Banks in Kazakhstan continue to be the subject of concern in the wake of the global credit crunch, with Standard & Poor’s the latest organization to turn its spotlight on the sector. In mid-December, the ratings agency revised from stable to negative the outlook on its ratings on eight banks – including the leading quartet of Kazkommertsbank, Bank TuranAlem, Halyk Savings Bank of Kazakhstan and Alliance Bank.

While acknowledging that so far Kazakh banks have coped well with any funding squeeze, S&P expressed its worries over the longer-term impact of reduced access to capital. "The rating actions reflect Standard & Poor’s concerns over the increasing pressure on asset quality and liquidity that Kazakh banks are subject to as the current market turmoil stretches on, despite their having overcome the immediate impact of the global liquidity squeeze through adequate asset-liability management."

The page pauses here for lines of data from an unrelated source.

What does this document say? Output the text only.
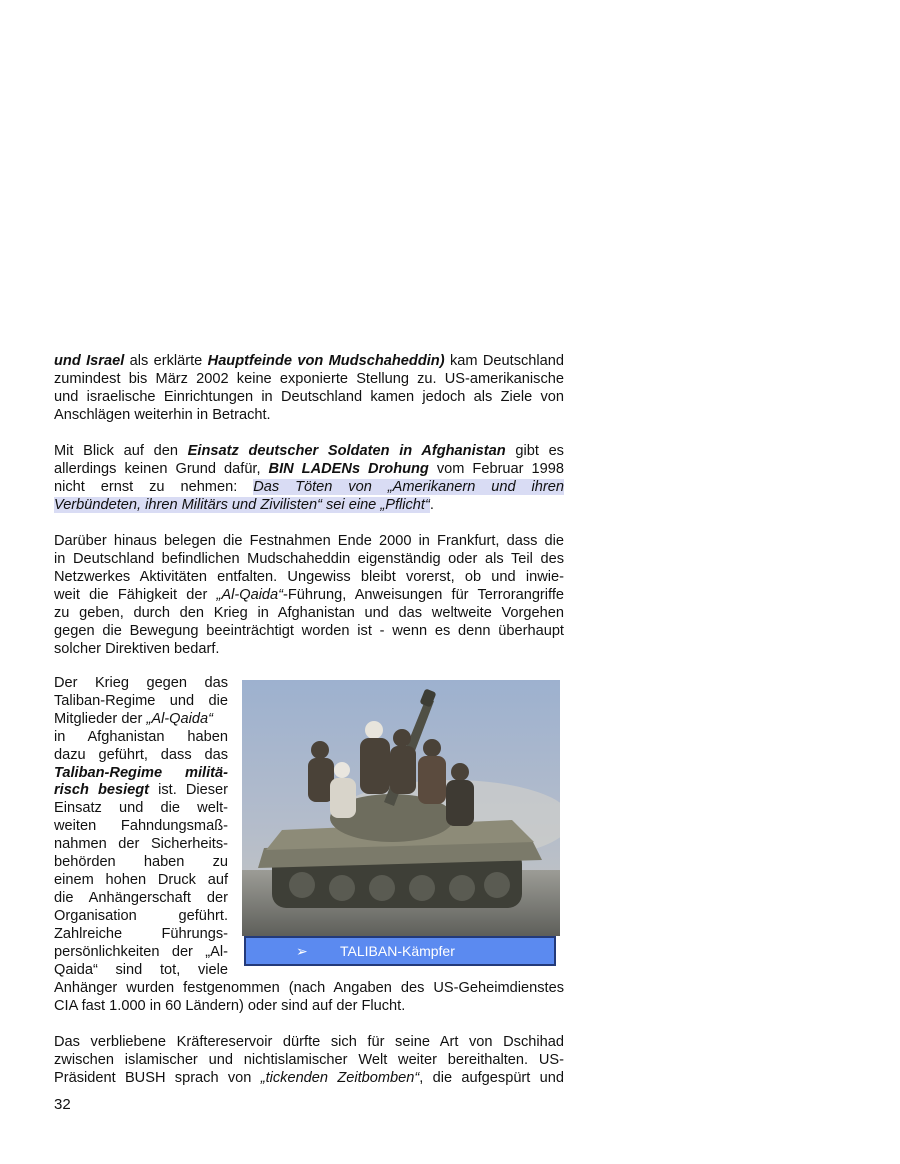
und Israel als erklärte Hauptfeinde von Mudschaheddin) kam Deutschland
zumindest bis März 2002 keine exponierte Stellung zu. US-amerikanische
und israelische Einrichtungen in Deutschland kamen jedoch als Ziele von
Anschlägen weiterhin in Betracht.
Mit Blick auf den Einsatz deutscher Soldaten in Afghanistan gibt es
allerdings keinen Grund dafür, BIN LADENs Drohung vom Februar 1998
nicht ernst zu nehmen: Das Töten von „Amerikanern und ihren
Verbündeten, ihren Militärs und Zivilisten“ sei eine „Pflicht“.
Darüber hinaus belegen die Festnahmen Ende 2000 in Frankfurt, dass die
in Deutschland befindlichen Mudschaheddin eigenständig oder als Teil des
Netzwerkes Aktivitäten entfalten. Ungewiss bleibt vorerst, ob und inwie-
weit die Fähigkeit der „Al-Qaida“-Führung, Anweisungen für Terrorangriffe
zu geben, durch den Krieg in Afghanistan und das weltweite Vorgehen
gegen die Bewegung beeinträchtigt worden ist - wenn es denn überhaupt
solcher Direktiven bedarf.
Der Krieg gegen das
Taliban-Regime und die
Mitglieder der „Al-Qaida“
in Afghanistan haben
dazu geführt, dass das
Taliban-Regime militä-
risch besiegt ist. Dieser
Einsatz und die welt-
weiten Fahndungsmaß-
nahmen der Sicherheits-
behörden haben zu
einem hohen Druck auf
die Anhängerschaft der
Organisation geführt.
Zahlreiche Führungs-
persönlichkeiten der „Al-
Qaida“ sind tot, viele
Anhänger wurden festgenommen (nach Angaben des US-Geheimdienstes
CIA fast 1.000 in 60 Ländern) oder sind auf der Flucht.
➢ TALIBAN-Kämpfer
Das verbliebene Kräftereservoir dürfte sich für seine Art von Dschihad
zwischen islamischer und nichtislamischer Welt weiter bereithalten. US-
Präsident BUSH sprach von „tickenden Zeitbomben“, die aufgespürt und
32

Last month rival ratings agency Moody’s Investors Service cut its outlook for six Kazakh banks to negative, citing the sector’s high dependence on foreign funding.

Moody’s analyst Armen Dallakyan says: "This level of dependence on market funding poses a significant refinancing risk for both individual banks and the banking system as a whole. As proven by the current liquidity crunch, the Kazakh banks are highly vulnerable to a decline in international investor sentiment."